宇宙ビジネスの広がりにともなって、日常生活における「宇宙の利活用」が本格化することが予想されます。それによって生まれたインフラやテクノロジーを日常生活に浸透させていくためには、どういったプロセスが必要になるのでしょうか。

IT技術とテクノロジーの社会実装における成功例として注目されているのが、北欧・デンマークのスマートシティの事例です。ロスキレ大学准教授で北欧研究所の代表・安岡美佳さんは、デンマークによる技術実装の様子を、とても「さりげない」ものと表現します。

デンマークをはじめとした北欧諸国は、どのようなプロセスを経てテクノロジーの社会実装を進めていったのでしょうか。「技術の社会実装」において大切なプロセスのあり方について、安岡さんにお話を伺いました。

安岡 美佳(やすおか・みか)
北欧研究所代表、ロスキレ大学准教授。 コペンハーゲンIT大学助教授、デンマーク工科大学リサーチアソシエイツ等を経て現職。2005年に北欧に移住。専門はユーザーセンターデザイン、デザインイノベーションの共創手法、AI・ロボットを含めたITの社会実装など。2000年代からデジタルシティの研究に取り組む。著書に、2022年には『北欧のスマートシティ テクノロジーを活用したウェルビーイングな都市づくり』(共著、2022年)。


日常生活に溶け込んだデンマークのスマートシティ


——北欧では、都市のスマートシティ化が進んでいると聞きました。安岡さんがお住まいのデンマークでは、生活の中でデジタル技術やテクノロジーがどのように用いられているのでしょうか?
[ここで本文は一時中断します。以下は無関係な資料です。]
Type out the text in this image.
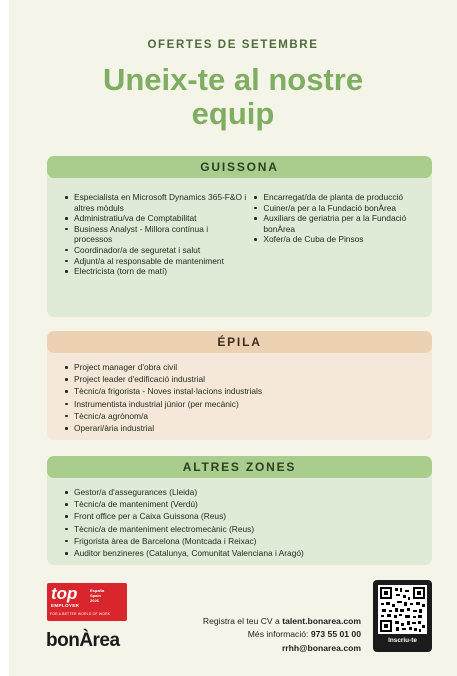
OFERTES DE SETEMBRE
Uneix-te al nostre
equip
GUISSONA
Especialista en Microsoft Dynamics 365-F&O i altres mòduls
Administratiu/va de Comptabilitat
Business Analyst - Millora contínua i processos
Coordinador/a de seguretat i salut
Adjunt/a al responsable de manteniment
Electricista (torn de matí)
Encarregat/da de planta de producció
Cuiner/a per a la Fundació bonÀrea
Auxiliars de geriatria per a la Fundació bonÀrea
Xofer/a de Cuba de Pinsos
ÉPILA
Project manager d'obra civil
Project leader d'edificació industrial
Tècnic/a frigorista - Noves instal·lacions industrials
Instrumentista industrial júnior (per mecànic)
Tècnic/a agrònom/a
Operari/ària industrial
ALTRES ZONES
Gestor/a d'assegurances (Lleida)
Tècnic/a de manteniment (Verdú)
Front office per a Caixa Guissona (Reus)
Tècnic/a de manteniment electromecànic (Reus)
Frigorista àrea de Barcelona (Montcada i Reixac)
Auditor benzineres (Catalunya, Comunitat Valenciana i Aragó)
top
EMPLOYER
España
Spain
2026
FOR A BETTER WORLD OF WORK
bonÀrea
Registra el teu CV a talent.bonarea.com
Més informació: 973 55 01 00
rrhh@bonarea.com
Inscriu-te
私が北欧のスマートシティで最も特徴的だと感じるのは、「テクノロジーが、目に見えない」ところです。日常の中で気にならないくらい、デジタルが生活に溶け込んでいるんです。

導入し始めたころは意識されていましたし、どう使えばいいか戸惑った部分がありながらも使っていたと思いますが、そこから10数年経ち、苦労していたことも忘れるくらいに生活に身近な存在になっています。それを可能にしているのは、データやデジタルの基盤がきちんと整備されているからでしょう。

安岡さんが手掛けた書籍『北欧のスマートシティ』では、電子政府化のほか、市街地のセンサーを活用した空気の清浄化や交通状況の可視化を行うシステムの事例が紹介されている

——日本とはどのような点が違うのでしょうか。

デジタルが生活に欠かせないのは同じでも、日本はよりエンターテイメントに近い領域で活用されている印象を受けます。民間企業が技術開発を行った、不可欠ではないものの、「生活をさらに豊かにする」分野でのデジタル活用ですね。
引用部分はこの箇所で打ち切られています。